We take the topological proof and try to view it from the topology as semidecidability perspective.

Choose a basis for the topology as the basic open sets $S(a, b) = \{ a n + b : n \in \mathbb Z \} = \{ mathbb Z + b \}$ . This set is indeed semi-decidable. Given a number $k$ , I can check if $(k - b) % a == 0$ . So this is our basic decidability test.
By definition, $\emptyset$ is open, and $\mathbb Z = S(1, 0)$ . Thus it is a valid basis for the topology. Generate a topology from this.
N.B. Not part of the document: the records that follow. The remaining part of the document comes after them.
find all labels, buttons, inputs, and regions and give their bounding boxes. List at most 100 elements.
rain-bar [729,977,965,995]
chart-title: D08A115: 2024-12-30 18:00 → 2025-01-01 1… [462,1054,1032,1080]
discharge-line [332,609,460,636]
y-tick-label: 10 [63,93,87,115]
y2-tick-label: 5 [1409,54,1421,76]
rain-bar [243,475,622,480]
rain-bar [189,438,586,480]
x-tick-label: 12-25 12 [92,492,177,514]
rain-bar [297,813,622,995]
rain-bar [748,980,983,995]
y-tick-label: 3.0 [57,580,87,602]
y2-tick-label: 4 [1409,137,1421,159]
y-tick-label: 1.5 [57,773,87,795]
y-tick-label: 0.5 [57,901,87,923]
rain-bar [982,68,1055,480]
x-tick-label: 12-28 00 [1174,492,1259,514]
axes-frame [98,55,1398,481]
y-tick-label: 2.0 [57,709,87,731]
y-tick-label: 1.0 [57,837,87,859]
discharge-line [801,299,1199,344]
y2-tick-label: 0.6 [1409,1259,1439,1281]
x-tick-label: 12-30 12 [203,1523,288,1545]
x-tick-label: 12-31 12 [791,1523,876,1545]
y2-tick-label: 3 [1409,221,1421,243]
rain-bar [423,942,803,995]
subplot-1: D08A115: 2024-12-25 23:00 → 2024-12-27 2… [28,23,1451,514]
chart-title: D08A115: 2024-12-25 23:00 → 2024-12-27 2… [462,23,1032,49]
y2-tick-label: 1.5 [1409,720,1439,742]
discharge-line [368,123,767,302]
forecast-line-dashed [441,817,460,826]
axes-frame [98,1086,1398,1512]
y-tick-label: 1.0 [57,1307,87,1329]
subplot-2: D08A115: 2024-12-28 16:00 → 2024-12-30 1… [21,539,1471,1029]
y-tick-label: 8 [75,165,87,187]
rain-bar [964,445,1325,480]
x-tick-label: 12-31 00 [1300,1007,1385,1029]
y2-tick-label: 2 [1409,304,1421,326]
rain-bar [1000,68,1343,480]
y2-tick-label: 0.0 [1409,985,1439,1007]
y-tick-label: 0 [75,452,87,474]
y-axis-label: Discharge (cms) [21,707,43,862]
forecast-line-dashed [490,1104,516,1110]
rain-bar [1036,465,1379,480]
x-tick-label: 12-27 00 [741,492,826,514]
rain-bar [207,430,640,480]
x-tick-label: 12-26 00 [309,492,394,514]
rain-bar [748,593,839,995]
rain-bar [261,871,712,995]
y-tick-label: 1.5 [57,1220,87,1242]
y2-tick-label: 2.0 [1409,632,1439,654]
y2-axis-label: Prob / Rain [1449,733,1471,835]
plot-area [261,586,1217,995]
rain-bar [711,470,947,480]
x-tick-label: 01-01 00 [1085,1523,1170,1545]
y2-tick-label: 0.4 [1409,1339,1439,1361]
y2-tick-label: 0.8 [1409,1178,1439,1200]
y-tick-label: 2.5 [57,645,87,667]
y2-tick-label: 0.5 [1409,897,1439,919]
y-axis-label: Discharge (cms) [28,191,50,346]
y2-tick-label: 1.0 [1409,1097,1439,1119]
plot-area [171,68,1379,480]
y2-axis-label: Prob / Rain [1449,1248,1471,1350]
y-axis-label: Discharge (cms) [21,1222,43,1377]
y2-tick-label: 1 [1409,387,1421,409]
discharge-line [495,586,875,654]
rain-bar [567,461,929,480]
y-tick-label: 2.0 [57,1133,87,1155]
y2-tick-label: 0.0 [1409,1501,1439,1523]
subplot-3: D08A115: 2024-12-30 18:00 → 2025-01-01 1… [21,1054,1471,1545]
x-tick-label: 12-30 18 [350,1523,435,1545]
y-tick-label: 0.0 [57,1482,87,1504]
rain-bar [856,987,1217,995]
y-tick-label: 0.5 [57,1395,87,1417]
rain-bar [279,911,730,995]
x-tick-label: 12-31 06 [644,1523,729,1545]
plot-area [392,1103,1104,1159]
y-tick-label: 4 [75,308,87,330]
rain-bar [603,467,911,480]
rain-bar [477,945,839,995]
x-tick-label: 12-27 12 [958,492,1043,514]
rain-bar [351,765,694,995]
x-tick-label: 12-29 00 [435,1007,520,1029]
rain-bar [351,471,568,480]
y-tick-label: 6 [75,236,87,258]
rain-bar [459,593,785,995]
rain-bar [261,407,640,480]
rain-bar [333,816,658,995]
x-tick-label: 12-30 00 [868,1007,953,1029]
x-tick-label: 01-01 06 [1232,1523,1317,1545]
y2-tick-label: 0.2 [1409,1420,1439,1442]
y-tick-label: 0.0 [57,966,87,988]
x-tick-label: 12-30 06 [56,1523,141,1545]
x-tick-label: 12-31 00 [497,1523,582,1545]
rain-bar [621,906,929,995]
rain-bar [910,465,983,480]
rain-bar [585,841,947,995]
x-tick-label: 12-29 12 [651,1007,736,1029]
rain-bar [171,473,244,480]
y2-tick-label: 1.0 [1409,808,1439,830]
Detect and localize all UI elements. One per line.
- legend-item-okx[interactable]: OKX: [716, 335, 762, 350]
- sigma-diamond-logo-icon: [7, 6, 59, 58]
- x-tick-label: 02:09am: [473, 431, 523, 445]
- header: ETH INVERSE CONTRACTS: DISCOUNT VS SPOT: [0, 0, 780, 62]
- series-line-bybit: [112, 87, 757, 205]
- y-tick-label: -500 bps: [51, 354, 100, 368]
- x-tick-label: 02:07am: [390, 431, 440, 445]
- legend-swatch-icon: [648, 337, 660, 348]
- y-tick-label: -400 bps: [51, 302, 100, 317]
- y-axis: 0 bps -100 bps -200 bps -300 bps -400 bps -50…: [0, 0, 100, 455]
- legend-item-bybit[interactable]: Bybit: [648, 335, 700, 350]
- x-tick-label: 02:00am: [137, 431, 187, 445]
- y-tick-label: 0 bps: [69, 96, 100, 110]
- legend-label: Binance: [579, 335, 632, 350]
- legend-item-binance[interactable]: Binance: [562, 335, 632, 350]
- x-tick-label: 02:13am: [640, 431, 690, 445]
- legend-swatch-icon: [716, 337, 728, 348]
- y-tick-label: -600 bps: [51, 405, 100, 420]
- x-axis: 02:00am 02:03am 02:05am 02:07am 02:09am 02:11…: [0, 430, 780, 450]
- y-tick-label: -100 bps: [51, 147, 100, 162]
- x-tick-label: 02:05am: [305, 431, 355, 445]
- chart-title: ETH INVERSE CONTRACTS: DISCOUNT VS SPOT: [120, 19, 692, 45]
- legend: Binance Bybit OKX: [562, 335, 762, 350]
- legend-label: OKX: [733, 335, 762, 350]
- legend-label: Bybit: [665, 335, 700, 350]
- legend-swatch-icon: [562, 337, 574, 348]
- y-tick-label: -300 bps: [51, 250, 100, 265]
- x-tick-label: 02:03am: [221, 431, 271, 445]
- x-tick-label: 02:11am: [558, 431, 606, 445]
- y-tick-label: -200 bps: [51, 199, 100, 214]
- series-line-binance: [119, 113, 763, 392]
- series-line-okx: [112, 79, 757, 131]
So we are composing machines that can check in parallel if for some $i$ , $(k - b[i]) % a[i] == 0$ for some index.
The basis $S(a, b)$ is clopen, hence the theory is decidable.
Every number other than the units $\{+1, -1\}$ is a multiple of a prime.
Hence, $\mathbb Z \setminus \{ -1, +1 \} = \cup_{p \text{prime}} S(p, 0)$ .
Since there a finite number of primes [for contradiction ], the right hand side must be must be closed.
The complement of $\mathbb Z \setminus \{ -1, +1 \}$ is $\{ -1, +1 \}$ . This set cannot be open, because it cannot be written as the union of sets of the form $\{ a n + b \}$ : any such union would have infinitely many elements. Hence, $\mathbb Z \setminus \{ -1, +1 \}$ cannot be closed.